5.2. Interaction entre progrès de la
santé et croissance économique
Les relations entre la croissance et les progrès en
matière de santé font l'objet d'une controverse à la fois
théorique et empirique entre les économistes. On observe assez
naturellement qu'il y a une corrélation entre les niveaux de vie, tels
que mesurés par le PIB en parité de pouvoir d'achat et les
niveaux de santé. Pour une part, les travaux portant sur la
macroéconomie et la croissance visant à montrer
l'intérêt des investissements dans la santé pour le
développement économique, avaient souvent pour point de
départ cette relation entre les performances économiques et
l'amélioration de la santé. On estime que la causalité
entre ces deux variables est probablement bidirectionnelle. Il existe plusieurs
analyses qui expliquent pourquoi la santé peut influencer les
performances économiques, et pourquoi en retour le progrès
économique entraîne celui de la santé.
Concernant le premier point, on sait tout d'abord que, au
niveau microéconomique, l'état de santé des individus
influence leurs capacités productives.
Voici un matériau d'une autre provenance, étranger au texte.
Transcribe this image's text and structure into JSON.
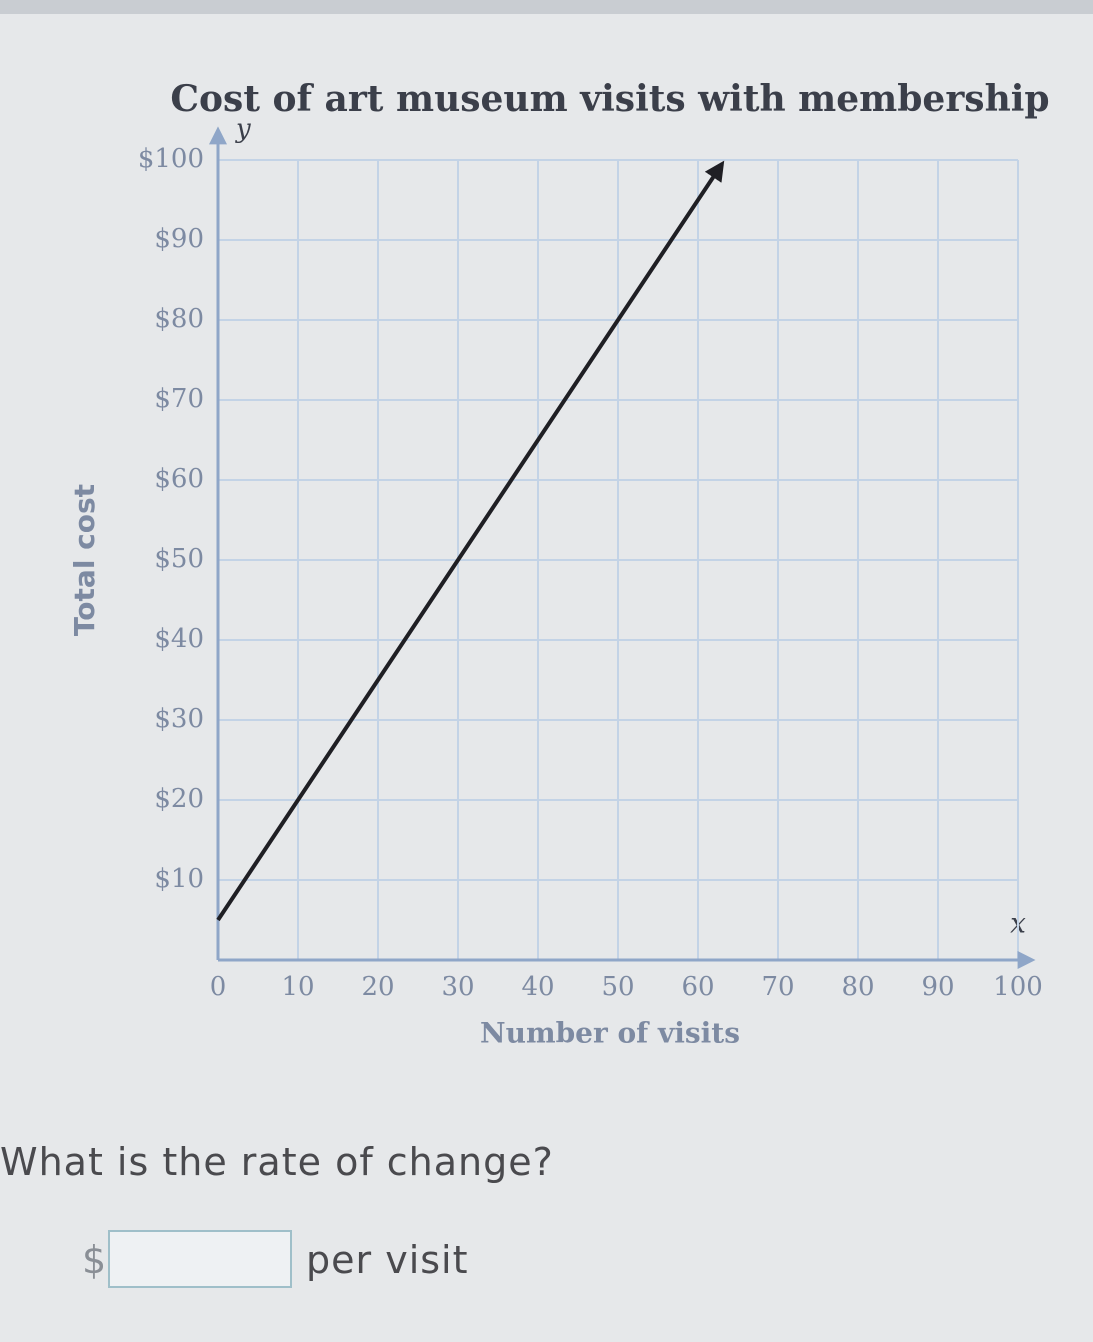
{
  "chart_data": {
    "type": "line",
    "title": "Cost of art museum visits with membership",
    "x_label": "Number of visits",
    "y_label": "Total cost",
    "x_axis_letter": "x",
    "y_axis_letter": "y",
    "x": [
      0,
      63
    ],
    "values": [
      5,
      99.5
    ],
    "color": "#1f1f24",
    "xlim": [
      0,
      100
    ],
    "ylim": [
      0,
      100
    ],
    "xticks": [
      0,
      10,
      20,
      30,
      40,
      50,
      60,
      70,
      80,
      90,
      100
    ],
    "yticks": [
      {
        "value": 10,
        "label": "$10"
      },
      {
        "value": 20,
        "label": "$20"
      },
      {
        "value": 30,
        "label": "$30"
      },
      {
        "value": 40,
        "label": "$40"
      },
      {
        "value": 50,
        "label": "$50"
      },
      {
        "value": 60,
        "label": "$60"
      },
      {
        "value": 70,
        "label": "$70"
      },
      {
        "value": 80,
        "label": "$80"
      },
      {
        "value": 90,
        "label": "$90"
      },
      {
        "value": 100,
        "label": "$100"
      }
    ],
    "grid": true
  },
  "question": {
    "text": "What is the rate of change?",
    "prefix": "$",
    "suffix": "per visit"
  }
}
Strauss et Thomas (1998) ont
rassemblé un ensemble convergeant d'observations montrant le lien entre
santé et productivité et, ce qui est intimement lié, le
lien entre nutrition et productivité. Dans différents pays on
observe un lien positif entre, d'une part, la stature et l'indice de masse
corporelle des individus et, d'autre part, leurs salaires. Un lien existe aussi
entre ces indicateurs et la participation des individus au marché du
travail. De même, un lien négatif a été
trouvé, notamment en Afrique, entre la prévalence de certaines
maladies comme la bilharziose ou l'anémie et la productivité des
agriculteurs.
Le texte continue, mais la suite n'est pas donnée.